Semanas depois, nasceu um filho, fruto da gestação de Keterlyn, e os três foram registrados como pais. Juntos há 10 anos, eles dizem ter recorrido à Justiça justamente pelo desejo de terem o bebê. “Decidimos oficializar a nossa união exatamente depois de descobrir a gravidez da Katy (apelido de Keterlin)”, relata Denis. Ao decidir favoravelmente ao trisal, o magistrado disse que chamaram a atenção a “serenidade” e o “entusiasmo” a que se referirem à chegada da criança.

Em junho de 2018, o Conselho Nacional de Justiça (CNJ) proibiu que cartórios reconhecessem a união estável de trisais, mas eles continuaram acionando os tribunais para tentar uma sentença favorável. “O fato é que, mesmo que os tabelionatos sejam proibidos de lavrarem esse tipo de escritura, essas famílias continuarão a existir, e ficarão ainda mais descobertas de direitos”, diz Priscila Agapito, integrante do Instituto Brasileiro de Direito de Família e pós-graduada na área.

Já a presidente da Associação de Direito de Família e das Sucessões (ADFAS), Regina Beatriz Tavares, reconhece que relacionamentos poliafetivos seguirão acontecendo, mas discorda da ideia de que os mesmos precisam estar amparados legalmente. “Embora as pessoas possam se relacionar como bem entenderem, isso não implica em direito à proteção pelo Estado como se formassem família.”

Para Regina Beatriz, a Constituição e a jurisprudência do Supremo Tribunal Federal só reconhecem como entidade familiar a relação entre duas pessoas. Em setembro do ano passado o Superior Tribunal de Justiça considerou que não se deve reconhecer esse tipo de união poliafetiva.

Keterlyn tinha 22 anos quando conheceu Denis e Letícia, em 2013 – os três trabalhavam em um banco. Denis e Letícia já eram casados havia sete anos, mas eles se aproximaram e acabaram iniciando um “namoro a três”. “No início, não pensava em relacionamento. Mas, estava curtindo muito estar com eles. Fazíamos tudo juntos: festas, passeios, academia, caminhada, chimarrão no parque, jantar com os amigos”, relembra ela.

Depois de alguns meses, as famílias e os amigos passaram a desconfiar. “Aquilo começou a causar uma certa curiosidade. Uma aflição até – da mãe dela (Keterlyn) principalmente”, relata Denis.

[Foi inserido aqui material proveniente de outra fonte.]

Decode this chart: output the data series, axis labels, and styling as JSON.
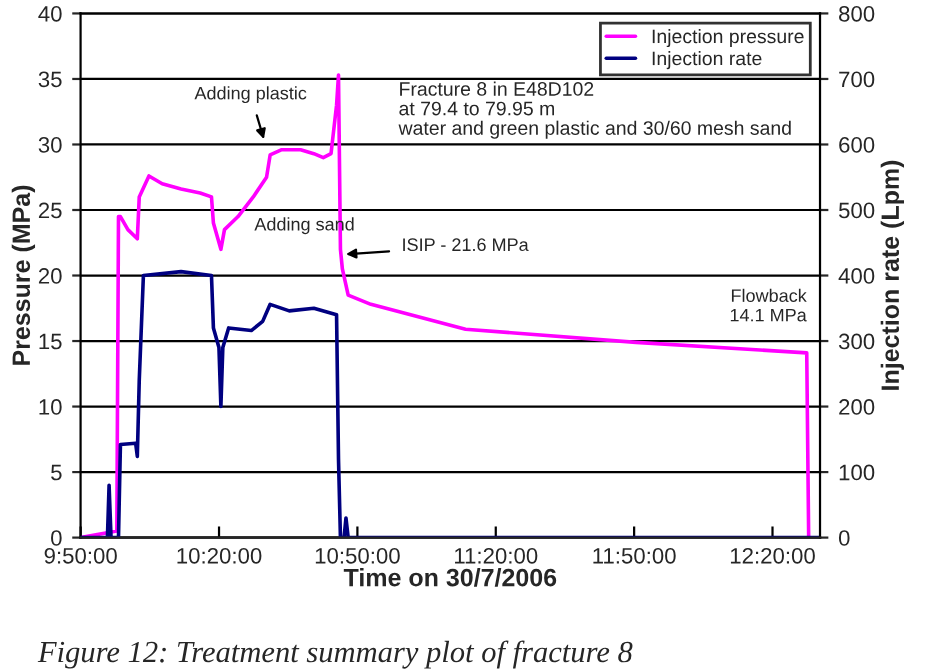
{
  "chart_data": {
    "type": "line",
    "xlabel": "Time on 30/7/2006",
    "ylabel": "Pressure (MPa)",
    "y2label": "Injection rate (Lpm)",
    "xlim": [
      9.833,
      12.505
    ],
    "xticks": [
      {
        "value": 9.8333,
        "label": "9:50:00"
      },
      {
        "value": 10.3333,
        "label": "10:20:00"
      },
      {
        "value": 10.8333,
        "label": "10:50:00"
      },
      {
        "value": 11.3333,
        "label": "11:20:00"
      },
      {
        "value": 11.8333,
        "label": "11:50:00"
      },
      {
        "value": 12.3333,
        "label": "12:20:00"
      }
    ],
    "ylim": [
      0,
      40
    ],
    "yticks": [
      0,
      5,
      10,
      15,
      20,
      25,
      30,
      35,
      40
    ],
    "y2lim": [
      0,
      800
    ],
    "y2ticks": [
      0,
      100,
      200,
      300,
      400,
      500,
      600,
      700,
      800
    ],
    "grid": "y",
    "legend": "top right",
    "series": [
      {
        "name": "Injection pressure",
        "color": "#ff00ff",
        "x": [
          9.833,
          9.964,
          9.97,
          9.977,
          10.004,
          10.038,
          10.045,
          10.08,
          10.128,
          10.196,
          10.265,
          10.306,
          10.313,
          10.34,
          10.353,
          10.402,
          10.457,
          10.505,
          10.518,
          10.56,
          10.628,
          10.676,
          10.71,
          10.738,
          10.758,
          10.765,
          10.772,
          10.779,
          10.8,
          10.882,
          11.224,
          11.84,
          12.457,
          12.464
        ],
        "values": [
          0,
          0.5,
          24.5,
          24.5,
          23.5,
          22.8,
          26,
          27.6,
          27.0,
          26.6,
          26.3,
          26.0,
          24,
          22.0,
          23.5,
          24.5,
          26.0,
          27.5,
          29.2,
          29.6,
          29.6,
          29.3,
          29.0,
          29.3,
          33,
          35.3,
          22,
          20.5,
          18.5,
          17.8,
          15.9,
          14.9,
          14.1,
          0
        ]
      },
      {
        "name": "Injection rate",
        "color": "#000080",
        "axis": "y2",
        "x": [
          9.833,
          9.93,
          9.936,
          9.943,
          9.97,
          9.977,
          10.032,
          10.038,
          10.045,
          10.06,
          10.196,
          10.306,
          10.313,
          10.333,
          10.34,
          10.347,
          10.368,
          10.45,
          10.491,
          10.518,
          10.587,
          10.676,
          10.758,
          10.765,
          10.772,
          10.785,
          10.792,
          10.8,
          12.505
        ],
        "values": [
          0,
          0,
          80,
          0,
          0,
          142,
          144,
          124,
          240,
          400,
          406,
          400,
          320,
          290,
          200,
          290,
          320,
          316,
          330,
          356,
          346,
          350,
          340,
          120,
          0,
          0,
          30,
          0,
          0
        ]
      }
    ],
    "annotations": [
      "Adding plastic",
      "Adding sand",
      "Fracture 8 in E48D102\nat 79.4 to 79.95 m\nwater and green plastic and 30/60 mesh sand",
      {
        "text": "ISIP - 21.6 MPa",
        "x": 10.772,
        "y": 21.6
      },
      {
        "text": "Flowback\n14.1 MPa",
        "x": 12.457,
        "y": 14.1
      },
      "Figure 12: Treatment summary plot of fracture 8"
    ]
  }
}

Keterlyn passou a viver com o casal e os dois filhos adolescentes que Letícia teve em outro relacionamento. Eles dizem que dentro de casa não houve desconforto. “Tínhamos boa relação com os meus filhos. Quando começamos a contar, obviamente eles foram os primeiros a saber”, conta Letícia.

Mas, se em casa não houve conflito, entre as famílias a situação foi mais tensa. “Tivemos efetivamente problemas com a mãe da Katy e com a mãe da Lê. E também com o pai da Katy, que apesar de não morar com ela, não conseguiu aceitar essa situação, Mas, seguimos a nossa vida, estamos felizes, continuamos até hoje”, conta Denis.

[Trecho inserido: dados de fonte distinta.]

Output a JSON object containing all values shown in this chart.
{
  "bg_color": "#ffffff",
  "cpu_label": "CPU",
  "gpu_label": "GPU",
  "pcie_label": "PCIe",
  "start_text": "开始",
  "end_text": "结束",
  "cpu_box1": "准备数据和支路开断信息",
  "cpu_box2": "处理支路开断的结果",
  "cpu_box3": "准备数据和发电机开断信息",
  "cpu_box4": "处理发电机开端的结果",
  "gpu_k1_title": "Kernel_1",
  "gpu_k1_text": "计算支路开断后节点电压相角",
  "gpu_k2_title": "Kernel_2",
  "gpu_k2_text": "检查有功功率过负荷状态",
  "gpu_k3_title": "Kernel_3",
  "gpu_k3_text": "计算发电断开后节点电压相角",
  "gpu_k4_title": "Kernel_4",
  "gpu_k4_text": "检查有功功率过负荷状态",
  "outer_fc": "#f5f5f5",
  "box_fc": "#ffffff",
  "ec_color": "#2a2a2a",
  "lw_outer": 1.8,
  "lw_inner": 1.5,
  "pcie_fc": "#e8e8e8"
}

Letícia atribui a resistência a um choque geracional e rejeita insinuações de que seria uma mulher submissa, que aceitou a amante do marido. “Eles (gerações anteriores) não têm essa noção que ‘tu’ pode amar mais de uma pessoa, que as coisas podem ser diferentes como são.”

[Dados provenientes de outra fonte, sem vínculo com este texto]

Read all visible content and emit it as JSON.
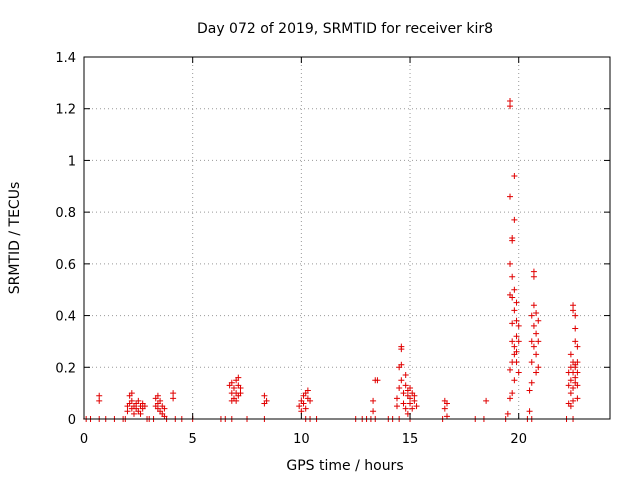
{
  "chart_data": {
    "type": "scatter",
    "title": "Day 072 of 2019, SRMTID for receiver kir8",
    "xlabel": "GPS time / hours",
    "ylabel": "SRMTID / TECUs",
    "xlim": [
      0,
      24.2
    ],
    "ylim": [
      0,
      1.4
    ],
    "xticks": [
      0,
      5,
      10,
      15,
      20
    ],
    "xtick_labels": [
      "0",
      "5",
      "10",
      "15",
      "20"
    ],
    "yticks": [
      0,
      0.2,
      0.4,
      0.6,
      0.8,
      1.0,
      1.2,
      1.4
    ],
    "ytick_labels": [
      "0",
      "0.2",
      "0.4",
      "0.6",
      "0.8",
      "1",
      "1.2",
      "1.4"
    ],
    "grid": true,
    "marker": "+",
    "series": [
      {
        "name": "SRMTID",
        "color": "#e00000",
        "points": [
          [
            0.1,
            0
          ],
          [
            0.3,
            0
          ],
          [
            0.7,
            0
          ],
          [
            0.7,
            0.07
          ],
          [
            0.7,
            0.09
          ],
          [
            1.0,
            0
          ],
          [
            1.4,
            0
          ],
          [
            1.8,
            0
          ],
          [
            1.9,
            0
          ],
          [
            2.0,
            0.03
          ],
          [
            2.0,
            0.05
          ],
          [
            2.1,
            0.06
          ],
          [
            2.1,
            0.09
          ],
          [
            2.2,
            0.04
          ],
          [
            2.2,
            0.07
          ],
          [
            2.3,
            0.05
          ],
          [
            2.3,
            0.02
          ],
          [
            2.4,
            0.06
          ],
          [
            2.4,
            0.04
          ],
          [
            2.5,
            0.03
          ],
          [
            2.5,
            0.07
          ],
          [
            2.6,
            0.05
          ],
          [
            2.6,
            0.02
          ],
          [
            2.7,
            0.06
          ],
          [
            2.7,
            0.04
          ],
          [
            2.2,
            0.1
          ],
          [
            2.8,
            0.05
          ],
          [
            2.9,
            0
          ],
          [
            3.0,
            0
          ],
          [
            3.2,
            0
          ],
          [
            3.3,
            0.05
          ],
          [
            3.3,
            0.08
          ],
          [
            3.4,
            0.06
          ],
          [
            3.4,
            0.04
          ],
          [
            3.5,
            0.07
          ],
          [
            3.5,
            0.03
          ],
          [
            3.6,
            0.05
          ],
          [
            3.6,
            0.02
          ],
          [
            3.7,
            0.04
          ],
          [
            3.7,
            0.01
          ],
          [
            3.8,
            0
          ],
          [
            3.4,
            0.09
          ],
          [
            4.1,
            0.08
          ],
          [
            4.1,
            0.1
          ],
          [
            4.2,
            0
          ],
          [
            4.5,
            0
          ],
          [
            5.0,
            0
          ],
          [
            6.3,
            0
          ],
          [
            6.5,
            0
          ],
          [
            6.8,
            0
          ],
          [
            6.7,
            0.13
          ],
          [
            6.8,
            0.1
          ],
          [
            6.8,
            0.14
          ],
          [
            6.9,
            0.08
          ],
          [
            6.9,
            0.12
          ],
          [
            7.0,
            0.15
          ],
          [
            7.0,
            0.1
          ],
          [
            7.1,
            0.13
          ],
          [
            7.1,
            0.09
          ],
          [
            7.1,
            0.16
          ],
          [
            7.2,
            0.12
          ],
          [
            7.2,
            0.1
          ],
          [
            6.8,
            0.07
          ],
          [
            7.0,
            0.07
          ],
          [
            7.5,
            0
          ],
          [
            8.3,
            0
          ],
          [
            8.3,
            0.06
          ],
          [
            8.3,
            0.09
          ],
          [
            8.4,
            0.07
          ],
          [
            9.9,
            0.05
          ],
          [
            10.0,
            0.07
          ],
          [
            10.0,
            0.03
          ],
          [
            10.1,
            0.09
          ],
          [
            10.1,
            0.06
          ],
          [
            10.2,
            0.1
          ],
          [
            10.2,
            0.04
          ],
          [
            10.3,
            0.08
          ],
          [
            10.3,
            0.11
          ],
          [
            10.4,
            0.07
          ],
          [
            10.2,
            0
          ],
          [
            10.4,
            0
          ],
          [
            10.7,
            0
          ],
          [
            12.5,
            0
          ],
          [
            12.8,
            0
          ],
          [
            13.0,
            0
          ],
          [
            13.2,
            0
          ],
          [
            13.3,
            0.03
          ],
          [
            13.3,
            0.07
          ],
          [
            13.4,
            0.15
          ],
          [
            13.5,
            0.15
          ],
          [
            13.4,
            0
          ],
          [
            14.0,
            0
          ],
          [
            14.2,
            0
          ],
          [
            14.5,
            0
          ],
          [
            14.4,
            0.05
          ],
          [
            14.4,
            0.08
          ],
          [
            14.5,
            0.12
          ],
          [
            14.5,
            0.2
          ],
          [
            14.6,
            0.28
          ],
          [
            14.6,
            0.27
          ],
          [
            14.6,
            0.21
          ],
          [
            14.6,
            0.15
          ],
          [
            14.7,
            0.1
          ],
          [
            14.7,
            0.06
          ],
          [
            14.8,
            0.17
          ],
          [
            14.8,
            0.13
          ],
          [
            14.8,
            0.04
          ],
          [
            14.9,
            0.09
          ],
          [
            14.9,
            0.11
          ],
          [
            14.9,
            0.02
          ],
          [
            15.0,
            0.08
          ],
          [
            15.0,
            0.12
          ],
          [
            15.0,
            0.06
          ],
          [
            15.1,
            0.1
          ],
          [
            15.1,
            0.04
          ],
          [
            15.2,
            0.07
          ],
          [
            15.2,
            0.09
          ],
          [
            15.3,
            0.05
          ],
          [
            15.0,
            0
          ],
          [
            16.5,
            0
          ],
          [
            16.6,
            0.04
          ],
          [
            16.6,
            0.07
          ],
          [
            16.7,
            0.01
          ],
          [
            16.7,
            0.06
          ],
          [
            18.0,
            0
          ],
          [
            18.4,
            0
          ],
          [
            18.5,
            0.07
          ],
          [
            19.4,
            0
          ],
          [
            19.5,
            0.02
          ],
          [
            19.6,
            0.08
          ],
          [
            19.6,
            0.19
          ],
          [
            19.6,
            0.48
          ],
          [
            19.6,
            0.6
          ],
          [
            19.6,
            0.86
          ],
          [
            19.6,
            1.21
          ],
          [
            19.6,
            1.23
          ],
          [
            19.7,
            0.1
          ],
          [
            19.7,
            0.22
          ],
          [
            19.7,
            0.3
          ],
          [
            19.7,
            0.37
          ],
          [
            19.7,
            0.47
          ],
          [
            19.7,
            0.55
          ],
          [
            19.7,
            0.69
          ],
          [
            19.7,
            0.7
          ],
          [
            19.8,
            0.15
          ],
          [
            19.8,
            0.25
          ],
          [
            19.8,
            0.28
          ],
          [
            19.8,
            0.42
          ],
          [
            19.8,
            0.5
          ],
          [
            19.8,
            0.77
          ],
          [
            19.8,
            0.94
          ],
          [
            19.9,
            0.26
          ],
          [
            19.9,
            0.32
          ],
          [
            19.9,
            0.45
          ],
          [
            19.9,
            0.38
          ],
          [
            19.9,
            0.22
          ],
          [
            20.0,
            0.18
          ],
          [
            20.0,
            0.3
          ],
          [
            20.0,
            0.36
          ],
          [
            20.4,
            0
          ],
          [
            20.5,
            0.03
          ],
          [
            20.5,
            0.11
          ],
          [
            20.6,
            0.14
          ],
          [
            20.6,
            0.22
          ],
          [
            20.6,
            0.3
          ],
          [
            20.6,
            0.4
          ],
          [
            20.7,
            0.28
          ],
          [
            20.7,
            0.36
          ],
          [
            20.7,
            0.44
          ],
          [
            20.7,
            0.55
          ],
          [
            20.7,
            0.57
          ],
          [
            20.8,
            0.18
          ],
          [
            20.8,
            0.25
          ],
          [
            20.8,
            0.33
          ],
          [
            20.8,
            0.41
          ],
          [
            20.9,
            0.3
          ],
          [
            20.9,
            0.2
          ],
          [
            20.9,
            0.38
          ],
          [
            20.6,
            0
          ],
          [
            22.2,
            0
          ],
          [
            22.3,
            0.06
          ],
          [
            22.3,
            0.13
          ],
          [
            22.3,
            0.18
          ],
          [
            22.4,
            0.1
          ],
          [
            22.4,
            0.15
          ],
          [
            22.4,
            0.2
          ],
          [
            22.4,
            0.25
          ],
          [
            22.5,
            0.12
          ],
          [
            22.5,
            0.18
          ],
          [
            22.5,
            0.22
          ],
          [
            22.5,
            0.44
          ],
          [
            22.5,
            0.42
          ],
          [
            22.6,
            0.14
          ],
          [
            22.6,
            0.16
          ],
          [
            22.6,
            0.2
          ],
          [
            22.6,
            0.3
          ],
          [
            22.6,
            0.35
          ],
          [
            22.6,
            0.4
          ],
          [
            22.7,
            0.22
          ],
          [
            22.7,
            0.28
          ],
          [
            22.7,
            0.18
          ],
          [
            22.7,
            0.08
          ],
          [
            22.4,
            0.05
          ],
          [
            22.5,
            0.07
          ],
          [
            22.5,
            0
          ],
          [
            22.6,
            0.21
          ],
          [
            22.7,
            0.13
          ]
        ]
      }
    ]
  }
}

Incompreensões à parte, ela avalia que hoje a relação familiar melhorou. “Acho que as famílias aceitam mais do que entendem”, resume.

Antes de entrar no relacionamento com o casal, Katerlyn diz que nunca tinha ouvido falar da ideia de poliamor. “As coisas aconteceram com tanta naturalidade que, quando percebi, já estava super envolvida com o relacionamento.”

Obviamente, a relação a três ainda causa curiosidade, e não são raras perguntas sobre como funciona esse modelo. Para eles, a rotina de um trisal não difere muito do cotidiano de um casal tradicional. Os compromissos são parecidos, as contas para pagar no fim do mês são iguais. A diferença é que isso, defendem, precisa ser compartilhado por mais gente. “O poliamor não é perfeito, ão é imune a crises, assim como um casamento tradicional” afirma Denis.

Maternidade compartilhada

Com uma diferença de idade de 20 anos, havia também diferentes desejos. Letícia já era mãe de um casal de adolescentes quando Keterlyn chegou no relacionamento. Se a maternidade já era algo concreto na vida de uma, na da outra era apenas um projeto.

“Sempre tive o sonho de ser mãe, sou apaixonada por crianças”, conta Keterlyn, que comemora o fato de não ter deixado o desejo de lado. “O Denis e a Lê embarcaram comigo nessa aventura.”

Para Letícia, a nova experiência não deixa de ser emocionante. “Ser a mãe não gestante é bem diferente, mas ao mesmo tempo, como estou de licença-maternidade, crio vínculos com ele (Yan) da mesma forma”, diz ela.

“Nosso objetivo sempre foi fazer a certidão de nascimento no nome dos três. A Letícia não ia ser uma madrasta.”, destaca Denis.

Limites legais

Para o advogado Everson Luis Gross, responsável pela defesa do trisal, o CNJ “vedou erroneamente a reconhecimento de uniões estáveis entre três ou mais pessoas pelos cartórios”. Apesar da decisão favorável, ele vê poucas chances de uma legislação favorável a esse tipo de relacionamento em curto prazo, sobretudo diante da atual composição do Congresso, de perfil mais conservador.

Integrante do Instituto Brasileiro de Direito de Família, Priscila tem entendimento semelhante. “Apesar do nosso Código Civil estar prestes a ser reformado, acho que o tema é de ordem constitucional e mexer na nossa Carta Magna é ainda mais impensável.”

Priscila entende que cabe espaço para reconhecer esses modelos familiares. “Entendemos ser uma intervenção desnecessária estatal na vida privada, uma vez que, pela Constituição, é assegurado a todos o direito à liberdade, pluralidade das formas de família e não hierarquização entre elas.”

Do outro lado, Regina, da Associação de Direito de Família e das Sucessões, argumenta que o modelo de trisais é inviável, inclusive do ponto de vista econômico, tanto para governos quanto para empresas. “Se relações como trisais pudessem ser reconhecidas como uniões estáveis, seus participantes não teriam como dividir o patrimônio ou exigir pensão alimentícia com base no ordenamento legal”, diz.

“Além disso, se trisais pudessem ser considerados como conviventes em união estável, todos teriam direitos perante órgãos públicos, como o INSS (como nos casos de pensões por viuvez ou orfandade) e a Receita Federal”, exemplifica.